L’empreinte médiévale dans le théâtre moderne en France.
XXe-XXIe siècles
À la rareté des mises en scène d’un répertoire proprement médiéval répond le nombre important de pièces, de l’extrême fin du XIXᵉ siècle aux premières années du XXIᵉ siècle, qui, d’une manière centrale ou partielle, directe ou allusive, entretiennent un rapport avec le Moyen Âge. Cet ensemble constitue l’objet de ce livre.
Car le dénominateur commun « Moyen Âge » possède, au sein de la modernité, une plasticité apte à s’adapter aux intentions artistiques et idéologiques aussi opposées que celles d’un Claudel, d’un Audiberti ou d’un Jan Fabre, d’un Tom Lanoye ou d’un Anouilh, d’un Cocteau ou d’un Dario Fo.

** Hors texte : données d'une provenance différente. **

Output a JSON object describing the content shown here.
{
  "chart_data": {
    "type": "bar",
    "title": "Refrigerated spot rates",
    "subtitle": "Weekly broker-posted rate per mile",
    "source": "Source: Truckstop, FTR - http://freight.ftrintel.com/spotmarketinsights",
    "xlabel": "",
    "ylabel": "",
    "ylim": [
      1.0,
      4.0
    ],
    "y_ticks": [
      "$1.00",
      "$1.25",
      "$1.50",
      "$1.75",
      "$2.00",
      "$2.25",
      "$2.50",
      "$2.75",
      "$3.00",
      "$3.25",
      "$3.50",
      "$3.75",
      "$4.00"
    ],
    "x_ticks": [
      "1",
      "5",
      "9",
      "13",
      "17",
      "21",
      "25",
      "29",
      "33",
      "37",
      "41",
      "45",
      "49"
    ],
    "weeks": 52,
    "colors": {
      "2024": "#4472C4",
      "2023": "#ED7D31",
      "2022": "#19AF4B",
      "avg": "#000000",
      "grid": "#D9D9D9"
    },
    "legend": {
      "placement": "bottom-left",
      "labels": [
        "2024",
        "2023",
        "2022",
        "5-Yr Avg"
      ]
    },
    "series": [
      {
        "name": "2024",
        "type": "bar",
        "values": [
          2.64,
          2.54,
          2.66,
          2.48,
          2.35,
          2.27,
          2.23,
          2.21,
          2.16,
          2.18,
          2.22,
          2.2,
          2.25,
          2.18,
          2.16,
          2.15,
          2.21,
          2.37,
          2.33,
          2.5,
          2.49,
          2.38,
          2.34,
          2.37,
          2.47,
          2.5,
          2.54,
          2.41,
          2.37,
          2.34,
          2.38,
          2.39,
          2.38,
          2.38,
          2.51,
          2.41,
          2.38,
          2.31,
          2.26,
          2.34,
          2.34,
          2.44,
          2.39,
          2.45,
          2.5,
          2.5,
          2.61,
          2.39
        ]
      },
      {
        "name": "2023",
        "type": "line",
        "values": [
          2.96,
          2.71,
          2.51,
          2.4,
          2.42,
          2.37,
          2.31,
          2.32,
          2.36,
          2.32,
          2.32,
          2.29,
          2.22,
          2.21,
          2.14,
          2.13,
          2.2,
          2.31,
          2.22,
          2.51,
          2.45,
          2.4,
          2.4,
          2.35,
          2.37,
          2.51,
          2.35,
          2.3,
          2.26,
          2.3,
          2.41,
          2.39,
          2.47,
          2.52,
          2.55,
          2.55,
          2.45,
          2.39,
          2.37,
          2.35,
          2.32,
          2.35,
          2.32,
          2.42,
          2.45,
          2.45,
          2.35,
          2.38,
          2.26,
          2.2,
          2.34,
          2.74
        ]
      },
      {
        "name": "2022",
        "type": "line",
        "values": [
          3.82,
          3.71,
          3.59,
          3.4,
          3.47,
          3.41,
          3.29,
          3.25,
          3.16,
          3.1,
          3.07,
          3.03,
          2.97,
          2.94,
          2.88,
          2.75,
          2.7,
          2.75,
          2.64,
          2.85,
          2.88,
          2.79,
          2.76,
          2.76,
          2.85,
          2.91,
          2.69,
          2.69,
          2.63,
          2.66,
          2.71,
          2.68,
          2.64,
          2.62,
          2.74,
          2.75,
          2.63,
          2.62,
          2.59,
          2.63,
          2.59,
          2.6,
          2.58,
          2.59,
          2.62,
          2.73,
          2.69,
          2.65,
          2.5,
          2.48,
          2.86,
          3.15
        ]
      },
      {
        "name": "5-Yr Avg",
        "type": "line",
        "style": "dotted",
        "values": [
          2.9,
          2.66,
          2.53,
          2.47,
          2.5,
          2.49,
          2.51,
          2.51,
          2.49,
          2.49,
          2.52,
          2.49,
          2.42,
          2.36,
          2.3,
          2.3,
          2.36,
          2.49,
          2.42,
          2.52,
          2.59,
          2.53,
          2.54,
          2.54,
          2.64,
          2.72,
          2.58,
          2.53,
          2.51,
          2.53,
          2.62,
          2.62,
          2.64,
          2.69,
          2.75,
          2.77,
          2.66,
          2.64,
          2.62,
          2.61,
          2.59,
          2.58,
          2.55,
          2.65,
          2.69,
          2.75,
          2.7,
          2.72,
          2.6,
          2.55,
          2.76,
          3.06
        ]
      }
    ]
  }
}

Mettre en scène le Moyen Âge accorde en effet une grande liberté, ouvre le spectre des possibles, permet les options dramaturgiques et scéniques les plus variées. Étant déjà une représentation, le Moyen Âge semble une matière presque totalement libre, de l’effet de vérité historique à l’anachronisme assumé, de la beauté à la laideur, du hiératique au grotesque, du mystique à la farce. Il demeure en lui-même un temps moins connu dans sa réalité concrète que fantasmé.
Il s’est donc agi de saisir non seulement les choix scéniques et artistiques que prend ce que l’on appellera la figuration médiévale, mais encore les modalités de ce choix (personnages médiévaux, figures et événements historiques) chez tel ou tel dramaturge, le contexte dans lequel le spectacle s’élabore et se produit (projet personnel ou commande, festival d’arts du spectacle, commémoration religieuse ou laïque…).
Enfin, adopter le point de vue « médiéval » ne permet-il pas aussi de parcourir en pointillé l’histoire, moderne et contemporaine, des formes, du sens, de l’esthétique théâtrales ? C’est le pari de cet essai à deux mains.